L'approche classique
Pour rappel, le concept de facteur de risque fait référence, au sens strict du terme, à une variable corrélée statistiquement à la survenue d'un phénomène. Comme nous le montre le schéma ci-dessous, les facteurs probants (c'est-à-dire mis en évidence par des études épidémiologiques) associés aux comportements suicidaires peuvent donc être classés en 4 catégories.
- Avoir déjà eu des comportements suicidaires (avoir fait une tentative de suicide)
Il s'agit du facteur le plus associé aux comportements suicidaires.Le risque est le plus élevé dans la première année qui suit directement la première manifestation (Batt A. et al 1998). Dans les études référencées par Harris et Barraclough (1997), l'existence de tentatives de suicide antérieures augmente de 40% en moyenne le risque de suicide (cité par Batt A., 2000).
- Les facteurs psychiatriques
Il est important de noter que pratiquement tous les troubles mentaux sont associés avec les comportements suicidaires. Dans leur méta-analyse portant sur 44 troubles, Harris et Barraclough (1997) ont recensé 36 associations significatives, mais le risque varie de façon notable en fonction du trouble considéré.
La dépression est le trouble mental le plus associé (les résultats d'études donnent des pourcentages allant de 65% à 90%). On observe toujours plus d'hommes que de femmes qui se suicident bien que celles-ci soient plus sujettes à la dépression.
Mais il a été démontré qu'une femme recherchera plus facilement de l'aide qu'un homme. La dépression est aussi souvent un symptôme de comorbidité d'autres troubles psychiatriques (schizophrénie, troubles de la personnalité, troubles anxieux et/ou usages de substances psycho actives) ou somatiques (maladies chroniques sévères, cancer, SIDA etc.).
En conséquence, la signification du comportement suicidaire va bien au-delà du seul symptôme de dépression. Le désespoir (hopelessness) est un des médiateurs entre la dépression et l'intention suicidaire. Les mécanismes psychologiques qui interviennent dans ce processus sont la rigidité cognitive et l'incapacité à résoudre les problèmes de la vie courante. Mais le passage du désespoir aux intentions suicidaires n'est pas systématique, il dépend de la présence de certains facteurs de risque et/ou de la présence/absence de facteurs de protection (le support social semblant intervenir le plus fréquemment).
Sont donc aussi associés : les troubles de l'alimentation (anorexie et/ou boulimie), les troubles bipolaires (individu maniaco-dépressif), la schizophrénie (le suicide constitue une suite fréquente de la schizophrénie), l'anxiété et les troubles de l'adaptation, du comportement et de la personnalité, les dispositions psychologiques telles l'impulsivité et l'agressivité, l'abus de substances (alcool et drogues).
Les diagnostics d'abus et/ou de dépendance aux substances sont fortement associés aux comportements suicidaires. De plus, les analyses toxicologiques faites directement après le comportement suicidaire montrent qu'une proportion importante d'individus sont sous influence de drogues et/ou d'alcool au moment de poser leur geste.

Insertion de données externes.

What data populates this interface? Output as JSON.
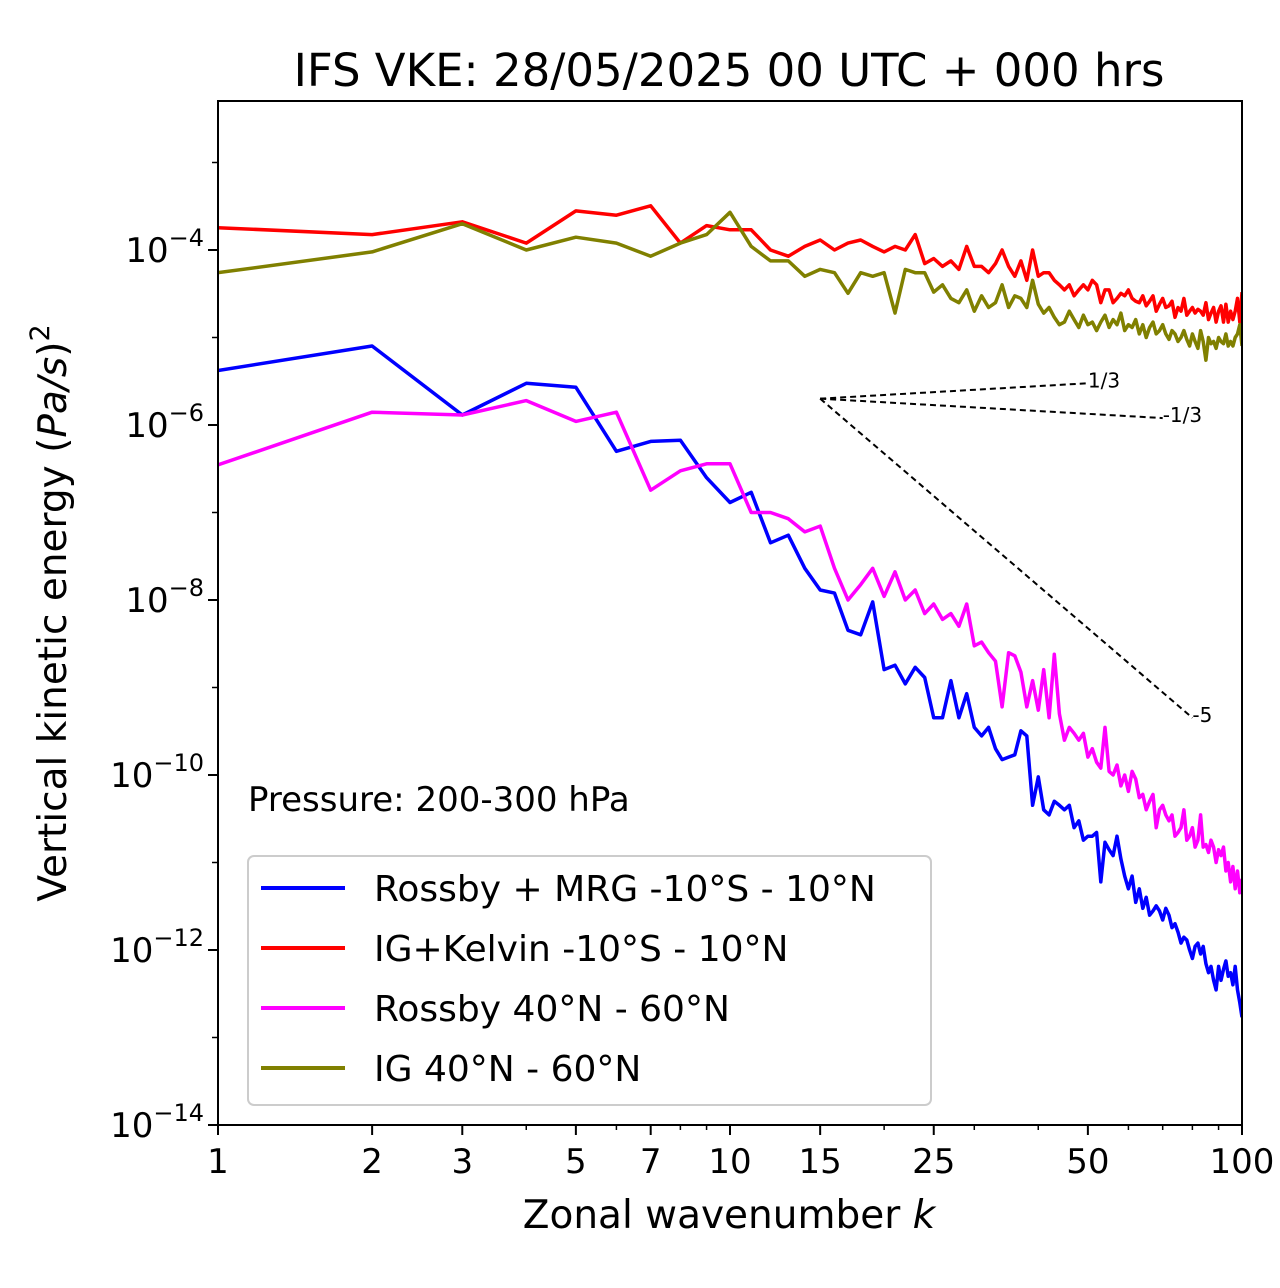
{
  "chart_data": {
    "type": "line",
    "title": "IFS VKE: 28/05/2025 00 UTC + 000 hrs",
    "xlabel": "Zonal wavenumber ",
    "xlabel_var": "k",
    "ylabel": "Vertical kinetic energy (",
    "ylabel_var": "Pa/s",
    "ylabel_close": ")",
    "ylabel_exp": "2",
    "x_scale": "log",
    "y_scale": "log",
    "xlim": [
      1,
      100
    ],
    "ylim": [
      1e-14,
      0.003
    ],
    "x_ticks": [
      1,
      2,
      3,
      5,
      7,
      10,
      15,
      25,
      50,
      100
    ],
    "x_tick_labels": [
      "1",
      "2",
      "3",
      "5",
      "7",
      "10",
      "15",
      "25",
      "50",
      "100"
    ],
    "y_ticks": [
      -4,
      -6,
      -8,
      -10,
      -12,
      -14
    ],
    "y_tick_base": "10",
    "y_tick_exps": [
      "−4",
      "−6",
      "−8",
      "−10",
      "−12",
      "−14"
    ],
    "grid": false,
    "annotation": "Pressure: 200-300 hPa",
    "legend_position": "lower-left",
    "series": [
      {
        "name": "Rossby + MRG -10°S - 10°N",
        "color": "#0000ff",
        "x": [
          1,
          2,
          3,
          4,
          5,
          6,
          7,
          8,
          9,
          10,
          11,
          12,
          13,
          14,
          15,
          16,
          17,
          18,
          19,
          20,
          21,
          22,
          23,
          24,
          25,
          26,
          27,
          28,
          29,
          30,
          31,
          32,
          33,
          34,
          35,
          36,
          37,
          38,
          39,
          40,
          41,
          42,
          43,
          44,
          45,
          46,
          47,
          48,
          49,
          50,
          51,
          52,
          53,
          54,
          55,
          56,
          57,
          58,
          59,
          60,
          61,
          62,
          63,
          64,
          65,
          66,
          67,
          68,
          69,
          70,
          71,
          72,
          73,
          74,
          75,
          76,
          77,
          78,
          79,
          80,
          81,
          82,
          83,
          84,
          85,
          86,
          87,
          88,
          89,
          90,
          91,
          92,
          93,
          94,
          95,
          96,
          97,
          98,
          99,
          100
        ],
        "y": [
          4.2e-06,
          8e-06,
          1.3e-06,
          3e-06,
          2.7e-06,
          5e-07,
          6.5e-07,
          6.7e-07,
          2.5e-07,
          1.3e-07,
          1.7e-07,
          4.5e-08,
          5.5e-08,
          2.3e-08,
          1.3e-08,
          1.2e-08,
          4.5e-09,
          4e-09,
          9.5e-09,
          1.6e-09,
          1.8e-09,
          1.1e-09,
          1.7e-09,
          1.3e-09,
          4.5e-10,
          4.5e-10,
          1.2e-09,
          4.5e-10,
          8.5e-10,
          3.5e-10,
          2.8e-10,
          3.5e-10,
          2e-10,
          1.5e-10,
          1.6e-10,
          1.7e-10,
          3.2e-10,
          2.8e-10,
          4.5e-11,
          9.5e-11,
          4e-11,
          3.5e-11,
          5e-11,
          4.5e-11,
          4e-11,
          4.5e-11,
          2.5e-11,
          3e-11,
          1.8e-11,
          2e-11,
          2e-11,
          2.2e-11,
          6e-12,
          1.7e-11,
          1.4e-11,
          1.2e-11,
          2e-11,
          1.1e-11,
          7e-12,
          5e-12,
          7e-12,
          3.5e-12,
          5e-12,
          3e-12,
          4e-12,
          2.5e-12,
          2.8e-12,
          3.2e-12,
          2.8e-12,
          2.2e-12,
          3e-12,
          2.5e-12,
          1.8e-12,
          2e-12,
          1.6e-12,
          1.2e-12,
          1.4e-12,
          1.3e-12,
          1e-12,
          8e-13,
          1.1e-12,
          1.2e-12,
          9e-13,
          1.1e-12,
          7e-13,
          5.5e-13,
          6.5e-13,
          4.5e-13,
          3.5e-13,
          6.5e-13,
          4.5e-13,
          6e-13,
          7.5e-13,
          5e-13,
          5.5e-13,
          4e-13,
          6.5e-13,
          3.5e-13,
          2.5e-13,
          1.7e-13
        ]
      },
      {
        "name": "IG+Kelvin -10°S - 10°N",
        "color": "#ff0000",
        "x": [
          1,
          2,
          3,
          4,
          5,
          6,
          7,
          8,
          9,
          10,
          11,
          12,
          13,
          14,
          15,
          16,
          17,
          18,
          19,
          20,
          21,
          22,
          23,
          24,
          25,
          26,
          27,
          28,
          29,
          30,
          31,
          32,
          33,
          34,
          35,
          36,
          37,
          38,
          39,
          40,
          41,
          42,
          43,
          44,
          45,
          46,
          47,
          48,
          49,
          50,
          51,
          52,
          53,
          54,
          55,
          56,
          57,
          58,
          59,
          60,
          61,
          62,
          63,
          64,
          65,
          66,
          67,
          68,
          69,
          70,
          71,
          72,
          73,
          74,
          75,
          76,
          77,
          78,
          79,
          80,
          81,
          82,
          83,
          84,
          85,
          86,
          87,
          88,
          89,
          90,
          91,
          92,
          93,
          94,
          95,
          96,
          97,
          98,
          99,
          100
        ],
        "y": [
          0.00018,
          0.00015,
          0.00021,
          0.00012,
          0.00028,
          0.00025,
          0.00032,
          0.00012,
          0.00019,
          0.00017,
          0.00017,
          0.0001,
          8.5e-05,
          0.00011,
          0.00013,
          0.0001,
          0.00012,
          0.00013,
          0.00011,
          9.5e-05,
          0.00011,
          0.0001,
          0.00015,
          7e-05,
          8e-05,
          6.5e-05,
          7.5e-05,
          6e-05,
          0.00011,
          6.5e-05,
          6.5e-05,
          5.5e-05,
          7e-05,
          0.0001,
          6.5e-05,
          5e-05,
          7.5e-05,
          4.5e-05,
          0.0001,
          5e-05,
          5.5e-05,
          5.5e-05,
          4.5e-05,
          4e-05,
          3.5e-05,
          4e-05,
          3e-05,
          3.5e-05,
          4e-05,
          3.5e-05,
          4.5e-05,
          4e-05,
          2.5e-05,
          3.5e-05,
          3.5e-05,
          2.5e-05,
          2.8e-05,
          3.2e-05,
          3e-05,
          3.5e-05,
          2.8e-05,
          2.6e-05,
          2.5e-05,
          3e-05,
          2.3e-05,
          2.6e-05,
          3e-05,
          2e-05,
          2.4e-05,
          2.8e-05,
          2.2e-05,
          2.3e-05,
          2.6e-05,
          1.7e-05,
          2.2e-05,
          2e-05,
          2.8e-05,
          1.8e-05,
          2e-05,
          2.2e-05,
          1.9e-05,
          2.1e-05,
          2e-05,
          1.8e-05,
          2.5e-05,
          1.6e-05,
          1.9e-05,
          2.2e-05,
          1.5e-05,
          2e-05,
          2.3e-05,
          1.5e-05,
          2.4e-05,
          1.5e-05,
          2e-05,
          1.6e-05,
          2e-05,
          2.8e-05,
          1.5e-05,
          3.3e-05
        ]
      },
      {
        "name": "Rossby 40°N - 60°N",
        "color": "#ff00ff",
        "x": [
          1,
          2,
          3,
          4,
          5,
          6,
          7,
          8,
          9,
          10,
          11,
          12,
          13,
          14,
          15,
          16,
          17,
          18,
          19,
          20,
          21,
          22,
          23,
          24,
          25,
          26,
          27,
          28,
          29,
          30,
          31,
          32,
          33,
          34,
          35,
          36,
          37,
          38,
          39,
          40,
          41,
          42,
          43,
          44,
          45,
          46,
          47,
          48,
          49,
          50,
          51,
          52,
          53,
          54,
          55,
          56,
          57,
          58,
          59,
          60,
          61,
          62,
          63,
          64,
          65,
          66,
          67,
          68,
          69,
          70,
          71,
          72,
          73,
          74,
          75,
          76,
          77,
          78,
          79,
          80,
          81,
          82,
          83,
          84,
          85,
          86,
          87,
          88,
          89,
          90,
          91,
          92,
          93,
          94,
          95,
          96,
          97,
          98,
          99,
          100
        ],
        "y": [
          3.5e-07,
          1.4e-06,
          1.3e-06,
          1.9e-06,
          1.1e-06,
          1.4e-06,
          1.8e-07,
          3e-07,
          3.6e-07,
          3.6e-07,
          1e-07,
          1e-07,
          8.5e-08,
          6e-08,
          7e-08,
          2.3e-08,
          1e-08,
          1.5e-08,
          2.3e-08,
          1.1e-08,
          2.1e-08,
          1e-08,
          1.3e-08,
          7e-09,
          9e-09,
          6e-09,
          7e-09,
          5e-09,
          9e-09,
          3e-09,
          3.3e-09,
          2.5e-09,
          2e-09,
          6e-10,
          2.5e-09,
          2.3e-09,
          1.5e-09,
          6e-10,
          1.2e-09,
          5.5e-10,
          1.6e-09,
          4.5e-10,
          2.4e-09,
          5e-10,
          2.5e-10,
          3.5e-10,
          3e-10,
          2.5e-10,
          3e-10,
          1.6e-10,
          2e-10,
          1.4e-10,
          1.2e-10,
          3.5e-10,
          1.1e-10,
          1e-10,
          1.3e-10,
          7.5e-11,
          1e-10,
          6.5e-11,
          1.1e-10,
          9e-11,
          5.5e-11,
          6e-11,
          4e-11,
          5e-11,
          6e-11,
          2.5e-11,
          4e-11,
          4.5e-11,
          3.5e-11,
          3e-11,
          3.5e-11,
          2e-11,
          2.2e-11,
          2.5e-11,
          4e-11,
          1.8e-11,
          2e-11,
          2.5e-11,
          1.5e-11,
          1.8e-11,
          3.5e-11,
          1.5e-11,
          1.6e-11,
          1.3e-11,
          1.8e-11,
          1.5e-11,
          1e-11,
          1.4e-11,
          1.2e-11,
          1.5e-11,
          8e-12,
          1e-11,
          6e-12,
          9e-12,
          5e-12,
          8e-12,
          4.5e-12,
          6.5e-12
        ]
      },
      {
        "name": "IG 40°N - 60°N",
        "color": "#808000",
        "x": [
          1,
          2,
          3,
          4,
          5,
          6,
          7,
          8,
          9,
          10,
          11,
          12,
          13,
          14,
          15,
          16,
          17,
          18,
          19,
          20,
          21,
          22,
          23,
          24,
          25,
          26,
          27,
          28,
          29,
          30,
          31,
          32,
          33,
          34,
          35,
          36,
          37,
          38,
          39,
          40,
          41,
          42,
          43,
          44,
          45,
          46,
          47,
          48,
          49,
          50,
          51,
          52,
          53,
          54,
          55,
          56,
          57,
          58,
          59,
          60,
          61,
          62,
          63,
          64,
          65,
          66,
          67,
          68,
          69,
          70,
          71,
          72,
          73,
          74,
          75,
          76,
          77,
          78,
          79,
          80,
          81,
          82,
          83,
          84,
          85,
          86,
          87,
          88,
          89,
          90,
          91,
          92,
          93,
          94,
          95,
          96,
          97,
          98,
          99,
          100
        ],
        "y": [
          5.5e-05,
          9.5e-05,
          0.0002,
          0.0001,
          0.00014,
          0.00012,
          8.5e-05,
          0.00012,
          0.00015,
          0.00027,
          0.00011,
          7.5e-05,
          7.5e-05,
          5e-05,
          6e-05,
          5.5e-05,
          3.2e-05,
          5.5e-05,
          5e-05,
          5.5e-05,
          1.9e-05,
          6e-05,
          5.5e-05,
          5.5e-05,
          3.3e-05,
          4e-05,
          2.8e-05,
          2.5e-05,
          3.5e-05,
          2e-05,
          3e-05,
          2.2e-05,
          2.5e-05,
          4e-05,
          2.2e-05,
          3e-05,
          2.8e-05,
          2.2e-05,
          4.5e-05,
          2.4e-05,
          1.9e-05,
          2.2e-05,
          1.7e-05,
          1.4e-05,
          1.5e-05,
          2e-05,
          1.6e-05,
          1.3e-05,
          1.8e-05,
          1.4e-05,
          1.5e-05,
          1.2e-05,
          1.5e-05,
          1.8e-05,
          1.3e-05,
          1.6e-05,
          1.4e-05,
          1.9e-05,
          1.2e-05,
          1.4e-05,
          1.3e-05,
          1.6e-05,
          1.1e-05,
          1.4e-05,
          1e-05,
          1.3e-05,
          1.5e-05,
          1.1e-05,
          1.2e-05,
          1.4e-05,
          1.1e-05,
          9.5e-06,
          1.2e-05,
          1.1e-05,
          9e-06,
          1e-05,
          1.2e-05,
          9.5e-06,
          8e-06,
          1.1e-05,
          9e-06,
          7.5e-06,
          1.2e-05,
          9e-06,
          5.5e-06,
          1e-05,
          8.5e-06,
          9e-06,
          7.5e-06,
          1e-05,
          9e-06,
          8.5e-06,
          1.1e-05,
          8e-06,
          9e-06,
          8e-06,
          1e-05,
          1.1e-05,
          1.4e-05,
          8e-06
        ]
      }
    ],
    "reference_lines": [
      {
        "label": "1/3",
        "x": [
          15,
          50
        ],
        "y": [
          2e-06,
          3e-06
        ]
      },
      {
        "label": "-1/3",
        "x": [
          15,
          70
        ],
        "y": [
          2e-06,
          1.2e-06
        ]
      },
      {
        "label": "-5",
        "x": [
          15,
          80
        ],
        "y": [
          2e-06,
          4.5e-10
        ]
      }
    ]
  }
}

Comme souligné un peu plus haut dans le texte, il existe une comorbidité importante entre dépression et abus de substances. La consommation excessive d'alcool peut conduire directement ou indirectement à la dépression à cause du sentiment de déclin et d'échec que peut ressentir un individu du fait de sa dépendance alcoolique. La consommation excessive d'alcool peut s'avérer être une automédication pour lutter contre une dépression. La consommation d'alcool et la dépression peuvent être les résultantes de la présence d'événements stressants dans la vie de l'individu.
- Les facteurs biologiques et génétiques
Il existe un lien entre le déficit en sérotonine au niveau cérébral et le risque de présenter des comportements suicidaires. De plus en plus de travaux montrent une corrélation entre l'abaissement du taux de cholestérol et l'accroissement des taux de morts violentes dont les suicides. Les récents travaux de Garland et al (2000) relient l'abaissement du taux de cholestérol avec les mécanismes psychologiques de l'impulsivité repliche orologi et de l'agressivité ; ces deux mécanismes étant eux-mêmes corrélés aux comportements suicidaires.
L'hérédité de certains problèmes graves de santé mentale peut avoir une influence sur les comportements suicidaires.
Comme nous l'avons expliqué ci-dessus, les événements de vie stressants augmentent le risque de faire une dépression. Une certaine prédisposition génétique pourra augmenter le risque que ces événements aient des effets néfastes.